気まぐれヒーロー3




「ずっと前に、一度……」



彼は“その日”を振り返り、話をしてくれた。


私と出逢う前のこと。



入学して、まだ間もない頃。


放課後、用事があってハイジを探しに屋上へ向かったという。

鉄のドアを開けた先に広がっていたのは、誰もいない、風だけが通り抜ける空間。

薄く汚れたコンクリート。

それだけで造られた、無機質な場所。


そのまっすぐ続く床の先に──

ハイジの、後ろ姿があった。


フェンスを越え、足を踏み外せば命はないというのに……屋上の縁にアイツは静かに腰かけていた。

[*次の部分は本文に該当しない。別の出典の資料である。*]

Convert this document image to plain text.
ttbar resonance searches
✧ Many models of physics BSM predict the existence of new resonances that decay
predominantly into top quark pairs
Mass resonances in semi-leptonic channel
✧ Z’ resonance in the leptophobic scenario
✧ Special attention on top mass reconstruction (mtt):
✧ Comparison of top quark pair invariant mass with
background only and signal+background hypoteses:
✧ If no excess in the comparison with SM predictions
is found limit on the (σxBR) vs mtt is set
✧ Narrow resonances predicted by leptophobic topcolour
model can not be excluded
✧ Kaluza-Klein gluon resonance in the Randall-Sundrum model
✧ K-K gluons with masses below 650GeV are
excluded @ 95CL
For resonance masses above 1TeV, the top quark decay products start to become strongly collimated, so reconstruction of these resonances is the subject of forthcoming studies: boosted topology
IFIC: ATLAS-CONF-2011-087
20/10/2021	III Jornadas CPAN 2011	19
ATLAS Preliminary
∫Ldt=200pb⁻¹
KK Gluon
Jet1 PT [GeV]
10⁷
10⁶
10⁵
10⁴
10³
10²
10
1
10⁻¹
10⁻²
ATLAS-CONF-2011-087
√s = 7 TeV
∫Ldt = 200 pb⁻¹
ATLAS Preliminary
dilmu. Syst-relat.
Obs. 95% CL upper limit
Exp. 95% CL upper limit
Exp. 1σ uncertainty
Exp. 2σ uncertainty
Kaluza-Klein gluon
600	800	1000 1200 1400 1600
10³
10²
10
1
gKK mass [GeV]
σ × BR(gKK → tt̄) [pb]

沈みゆく夕陽と向かい合うように、焼けつくような光を浴びて。

世界は朱に染まっていく。



「あん時は、ちょいビビったわ」



そう言って、ケイジくんは控えめに笑った。


下手に声をかけて驚かせてしまえば、転落する危険性がある。


いや──もしかしたらハイジは、命を投げ出そうとしてたんじゃないか、って。



「そんな、……そんなはずない!!だって、ハイジだよ!?あのハイジが、そんなこと……!!」



とっさに口にしたものの、上手く言葉にできない。

ケイジくんに詰め寄りながらも、それ以上何も言えなかった。

頭じゃない。
心の方が、勝手に動いていたから。


だって……。



“この俺とデートできんだ、喜べ”



偉そうで、生意気で。



“大丈夫だ。ジローちゃんは生きてんだろ。これからも、生きてくんだよ”



何よりも、激しく燃える魂で、私を助けてくれた。

自ら命を絶つなんて行為とは、程遠い人だと。


そう、思っていた。


私の戸惑いをそのまま受け止めながら、ケイジくんは続きを語ってくれた。